As companies strive to gain greater insights across every aspect of their business, we’re seeing a growing demand for data visualization tools – particularly among business and non-technical users – for accessing and analyzing data. Today, there are various data visualization tools in the form of dashboards and scorecards being used on top of current BI applications or other operational systems, such as enterprise resource planning (ERP).

While representing data in a graphical or visual format is valuable for conveying a message in an easy-to-read format, it can be misleading if not used appropriately.

Pie charts are an excellent example of this: they have a place when representing data that add up to 100% but are often used outside of this scenario. In figure 1 the slices add up to 193%: the poll likely allowed more than one response and a pie chart is not the right graphic to display this. Without reading the numbers and just looking at the pie slice size, the viewer is misled with the impression that each candidate has a third of the support. Today we refer to this as ‘fake news.’

Figure 1 – Source: Flowingdata

In figure 2 below, the creator of the chart does not follow normal conventions: Up and right is positive, while down and left is negative. The desire to be creative and not follow conventions makes it hard to interpret the data that you are trying to convey and easily leads to misinterpretations.

The example in Figure 3 breaks several rules. At first glance, it looks like treemap, where the size of each colored area is representative of the data but that’s actually not the case. It’s misleading on several fronts: The color does not correlate to the types of staff, the percentage font is either filled or not, and also bears no correlation to the data except to draw the eye to particular parts of the chart.

 

Figure 2 – Source http://viz.wtf/

Figure 3 – Source http://viz.wtf/

Both of the above charts are prime examples of chartjunk: describing the unnecessary intrusion of graphical elements into data representation, as coined by renowned statistician, Edward Tufte.

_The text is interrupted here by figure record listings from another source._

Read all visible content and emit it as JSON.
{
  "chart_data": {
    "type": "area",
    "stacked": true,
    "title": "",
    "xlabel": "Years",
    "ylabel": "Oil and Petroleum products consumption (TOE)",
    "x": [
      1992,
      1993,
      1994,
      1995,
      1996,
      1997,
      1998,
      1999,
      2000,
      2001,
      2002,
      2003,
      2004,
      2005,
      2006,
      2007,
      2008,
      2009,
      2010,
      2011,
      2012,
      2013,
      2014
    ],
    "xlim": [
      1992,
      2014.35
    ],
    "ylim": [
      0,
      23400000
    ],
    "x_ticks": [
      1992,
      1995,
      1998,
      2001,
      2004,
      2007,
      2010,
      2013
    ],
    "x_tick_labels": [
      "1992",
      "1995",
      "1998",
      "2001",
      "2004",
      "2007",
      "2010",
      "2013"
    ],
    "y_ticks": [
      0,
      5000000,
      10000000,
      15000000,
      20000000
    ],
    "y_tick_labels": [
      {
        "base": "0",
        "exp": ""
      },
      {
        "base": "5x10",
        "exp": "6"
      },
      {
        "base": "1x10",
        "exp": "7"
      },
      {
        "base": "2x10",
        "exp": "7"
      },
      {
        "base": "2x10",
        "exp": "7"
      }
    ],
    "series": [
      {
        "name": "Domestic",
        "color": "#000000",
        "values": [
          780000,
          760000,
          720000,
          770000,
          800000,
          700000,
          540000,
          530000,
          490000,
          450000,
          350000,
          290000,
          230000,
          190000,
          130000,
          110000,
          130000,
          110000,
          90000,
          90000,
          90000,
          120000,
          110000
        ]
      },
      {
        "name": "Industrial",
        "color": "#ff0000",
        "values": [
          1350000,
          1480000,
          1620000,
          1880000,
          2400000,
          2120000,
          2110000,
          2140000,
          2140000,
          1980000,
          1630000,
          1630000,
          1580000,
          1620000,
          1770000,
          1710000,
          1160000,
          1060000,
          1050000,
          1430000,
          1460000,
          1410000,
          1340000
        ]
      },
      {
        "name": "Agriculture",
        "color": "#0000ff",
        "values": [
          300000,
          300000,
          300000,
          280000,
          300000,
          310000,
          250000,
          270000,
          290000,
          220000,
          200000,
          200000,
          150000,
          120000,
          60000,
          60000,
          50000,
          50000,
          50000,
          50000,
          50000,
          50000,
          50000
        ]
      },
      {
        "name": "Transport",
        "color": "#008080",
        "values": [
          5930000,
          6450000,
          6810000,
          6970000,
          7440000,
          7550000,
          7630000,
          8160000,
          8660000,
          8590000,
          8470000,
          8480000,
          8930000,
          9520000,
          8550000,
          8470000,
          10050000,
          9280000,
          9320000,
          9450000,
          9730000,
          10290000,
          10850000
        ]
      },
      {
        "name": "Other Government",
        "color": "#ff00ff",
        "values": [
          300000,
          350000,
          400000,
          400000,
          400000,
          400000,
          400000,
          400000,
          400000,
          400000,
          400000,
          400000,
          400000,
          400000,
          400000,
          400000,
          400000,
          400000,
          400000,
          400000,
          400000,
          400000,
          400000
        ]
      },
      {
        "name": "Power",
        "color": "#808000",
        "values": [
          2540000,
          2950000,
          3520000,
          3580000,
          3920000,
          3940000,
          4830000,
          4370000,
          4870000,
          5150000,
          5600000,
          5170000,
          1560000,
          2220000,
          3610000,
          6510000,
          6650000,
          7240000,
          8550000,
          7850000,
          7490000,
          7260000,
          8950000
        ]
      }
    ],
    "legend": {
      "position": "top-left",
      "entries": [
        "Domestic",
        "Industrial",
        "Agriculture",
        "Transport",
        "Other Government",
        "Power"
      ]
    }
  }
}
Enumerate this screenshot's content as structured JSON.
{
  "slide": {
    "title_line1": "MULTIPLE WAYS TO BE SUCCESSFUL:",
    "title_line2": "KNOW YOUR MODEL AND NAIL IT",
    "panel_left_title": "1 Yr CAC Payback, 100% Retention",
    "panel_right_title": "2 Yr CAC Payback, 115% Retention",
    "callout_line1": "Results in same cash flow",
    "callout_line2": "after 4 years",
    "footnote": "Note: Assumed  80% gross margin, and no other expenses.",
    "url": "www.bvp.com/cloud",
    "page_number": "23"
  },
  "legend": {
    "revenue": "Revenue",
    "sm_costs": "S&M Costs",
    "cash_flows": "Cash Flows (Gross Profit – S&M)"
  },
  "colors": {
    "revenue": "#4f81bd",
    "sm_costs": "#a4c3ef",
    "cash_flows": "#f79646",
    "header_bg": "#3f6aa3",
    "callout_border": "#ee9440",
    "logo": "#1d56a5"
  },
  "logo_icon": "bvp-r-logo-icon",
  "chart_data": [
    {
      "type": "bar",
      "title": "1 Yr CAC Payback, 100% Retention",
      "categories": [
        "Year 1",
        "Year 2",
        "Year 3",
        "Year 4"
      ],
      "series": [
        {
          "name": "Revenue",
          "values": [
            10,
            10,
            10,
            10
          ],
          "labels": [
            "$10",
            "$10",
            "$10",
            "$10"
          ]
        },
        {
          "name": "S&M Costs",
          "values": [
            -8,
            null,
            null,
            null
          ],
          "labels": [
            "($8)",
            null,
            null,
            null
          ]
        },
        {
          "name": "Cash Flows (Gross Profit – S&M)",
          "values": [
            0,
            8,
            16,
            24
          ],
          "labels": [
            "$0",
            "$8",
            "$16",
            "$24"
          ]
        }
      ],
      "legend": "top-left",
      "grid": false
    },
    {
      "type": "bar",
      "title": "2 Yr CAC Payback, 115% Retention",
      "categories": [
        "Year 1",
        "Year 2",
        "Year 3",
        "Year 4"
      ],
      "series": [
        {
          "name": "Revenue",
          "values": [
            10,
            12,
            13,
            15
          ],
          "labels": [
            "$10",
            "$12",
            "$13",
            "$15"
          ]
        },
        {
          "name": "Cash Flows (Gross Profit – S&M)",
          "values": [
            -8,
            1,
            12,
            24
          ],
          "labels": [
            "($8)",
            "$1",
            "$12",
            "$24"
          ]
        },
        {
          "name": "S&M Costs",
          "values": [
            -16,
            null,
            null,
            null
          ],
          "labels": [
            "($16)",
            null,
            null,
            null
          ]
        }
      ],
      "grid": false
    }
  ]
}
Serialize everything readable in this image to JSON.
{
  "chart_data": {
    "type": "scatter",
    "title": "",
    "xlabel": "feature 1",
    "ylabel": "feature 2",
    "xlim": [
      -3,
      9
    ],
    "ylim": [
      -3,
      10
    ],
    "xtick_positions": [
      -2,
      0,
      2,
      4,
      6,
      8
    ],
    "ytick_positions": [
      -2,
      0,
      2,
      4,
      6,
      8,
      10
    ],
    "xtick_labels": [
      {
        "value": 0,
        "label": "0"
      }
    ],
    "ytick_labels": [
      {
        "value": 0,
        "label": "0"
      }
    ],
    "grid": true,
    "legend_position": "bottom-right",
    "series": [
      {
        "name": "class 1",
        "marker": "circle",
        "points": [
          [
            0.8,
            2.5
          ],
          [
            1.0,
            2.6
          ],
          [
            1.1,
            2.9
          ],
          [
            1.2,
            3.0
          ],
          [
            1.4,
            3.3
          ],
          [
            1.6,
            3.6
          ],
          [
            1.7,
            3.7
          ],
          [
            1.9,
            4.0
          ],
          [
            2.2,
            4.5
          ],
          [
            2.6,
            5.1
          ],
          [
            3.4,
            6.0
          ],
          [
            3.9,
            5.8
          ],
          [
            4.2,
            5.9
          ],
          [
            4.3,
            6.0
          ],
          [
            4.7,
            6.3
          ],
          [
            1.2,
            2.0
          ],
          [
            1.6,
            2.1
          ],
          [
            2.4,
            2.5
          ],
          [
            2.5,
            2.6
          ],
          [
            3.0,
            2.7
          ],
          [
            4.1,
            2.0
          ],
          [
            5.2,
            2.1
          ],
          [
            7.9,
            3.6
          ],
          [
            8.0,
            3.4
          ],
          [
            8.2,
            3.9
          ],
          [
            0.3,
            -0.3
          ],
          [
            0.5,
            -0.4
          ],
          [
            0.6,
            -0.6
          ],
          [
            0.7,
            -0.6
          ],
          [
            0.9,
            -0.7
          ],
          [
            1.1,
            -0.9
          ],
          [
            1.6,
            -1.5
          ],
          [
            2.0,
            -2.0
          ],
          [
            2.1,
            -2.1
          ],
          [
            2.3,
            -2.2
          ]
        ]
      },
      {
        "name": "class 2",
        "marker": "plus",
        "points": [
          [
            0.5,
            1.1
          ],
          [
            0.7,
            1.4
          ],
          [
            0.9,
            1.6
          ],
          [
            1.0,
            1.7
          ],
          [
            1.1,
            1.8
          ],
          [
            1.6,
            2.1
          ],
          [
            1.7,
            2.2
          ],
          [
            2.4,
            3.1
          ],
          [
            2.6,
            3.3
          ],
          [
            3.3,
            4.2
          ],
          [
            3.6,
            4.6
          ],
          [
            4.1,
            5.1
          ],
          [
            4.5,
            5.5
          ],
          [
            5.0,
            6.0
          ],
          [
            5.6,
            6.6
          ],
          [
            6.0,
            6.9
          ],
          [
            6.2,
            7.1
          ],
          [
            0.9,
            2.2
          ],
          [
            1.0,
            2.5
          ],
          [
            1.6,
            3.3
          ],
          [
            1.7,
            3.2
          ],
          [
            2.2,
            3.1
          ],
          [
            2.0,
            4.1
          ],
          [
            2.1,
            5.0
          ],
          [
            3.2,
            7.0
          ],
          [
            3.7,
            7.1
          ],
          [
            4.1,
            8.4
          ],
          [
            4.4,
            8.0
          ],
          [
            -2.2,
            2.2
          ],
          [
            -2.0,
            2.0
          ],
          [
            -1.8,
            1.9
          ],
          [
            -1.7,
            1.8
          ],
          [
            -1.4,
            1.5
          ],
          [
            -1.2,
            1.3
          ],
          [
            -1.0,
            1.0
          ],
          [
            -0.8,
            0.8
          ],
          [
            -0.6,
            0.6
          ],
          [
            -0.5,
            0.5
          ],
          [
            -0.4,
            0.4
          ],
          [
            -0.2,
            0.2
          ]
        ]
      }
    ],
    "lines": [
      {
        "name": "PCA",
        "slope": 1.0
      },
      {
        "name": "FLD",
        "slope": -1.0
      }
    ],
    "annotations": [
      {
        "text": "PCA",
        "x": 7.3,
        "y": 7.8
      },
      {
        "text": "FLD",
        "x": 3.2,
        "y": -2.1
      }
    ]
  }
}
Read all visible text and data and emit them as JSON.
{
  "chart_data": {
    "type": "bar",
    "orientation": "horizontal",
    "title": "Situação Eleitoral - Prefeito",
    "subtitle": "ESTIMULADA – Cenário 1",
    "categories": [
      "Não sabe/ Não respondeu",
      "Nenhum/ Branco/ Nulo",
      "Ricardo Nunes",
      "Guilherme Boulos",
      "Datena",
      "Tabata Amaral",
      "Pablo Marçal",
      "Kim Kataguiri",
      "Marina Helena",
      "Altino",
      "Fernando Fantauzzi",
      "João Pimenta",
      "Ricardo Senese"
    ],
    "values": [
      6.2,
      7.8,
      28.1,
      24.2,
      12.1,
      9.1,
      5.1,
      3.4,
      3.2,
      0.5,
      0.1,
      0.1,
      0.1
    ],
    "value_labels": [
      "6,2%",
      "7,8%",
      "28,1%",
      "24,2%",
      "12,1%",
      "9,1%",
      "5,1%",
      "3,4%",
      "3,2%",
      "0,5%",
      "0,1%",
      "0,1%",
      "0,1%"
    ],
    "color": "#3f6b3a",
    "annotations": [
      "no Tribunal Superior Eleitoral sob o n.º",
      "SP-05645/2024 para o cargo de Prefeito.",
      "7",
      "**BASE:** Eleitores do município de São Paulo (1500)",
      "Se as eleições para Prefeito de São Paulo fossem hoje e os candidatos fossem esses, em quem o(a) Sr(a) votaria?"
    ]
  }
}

Choose the right chart type to ensure accuracy of data analysis

To ensure the accuracy of your data visualization projects, begin with ‘clean data’ and be sure to pick the right chart type.

To choose the right type of chart, just ask yourself if you want to:

  • Compare values:
    • Bar chart
    • Line chart
  • Show the individual parts that make up a whole:
    • Pie chart
    • Stacked bar
    • Stacked column
  • Understand how the data is distributed:
    • Scatter plot
    • Line chart
    • Bar chart
  • Analyze trends:
    • Line chart
    • Bar chart
  • Comprehend the relationship between data sets:
    • Line chart
    • Scatter plot
    • Bubble chart

It’s also important to consider the statistical significance: A large enough pool of representative data is needed to support accurate trends in the data or for comparing data that is different enough to suggest significance. For example, a range of 150 to 350 data points/surveys completed is the benchmark in marketing research. Using data sets that are too small to suggest a trend or comparing results that are not different enough will likely have no statistical significance.

In summary, be wary of how data is presented whether in the form of a chart or infographic. Are you using the right type of chart or displaying data in an infographic in a representative manner?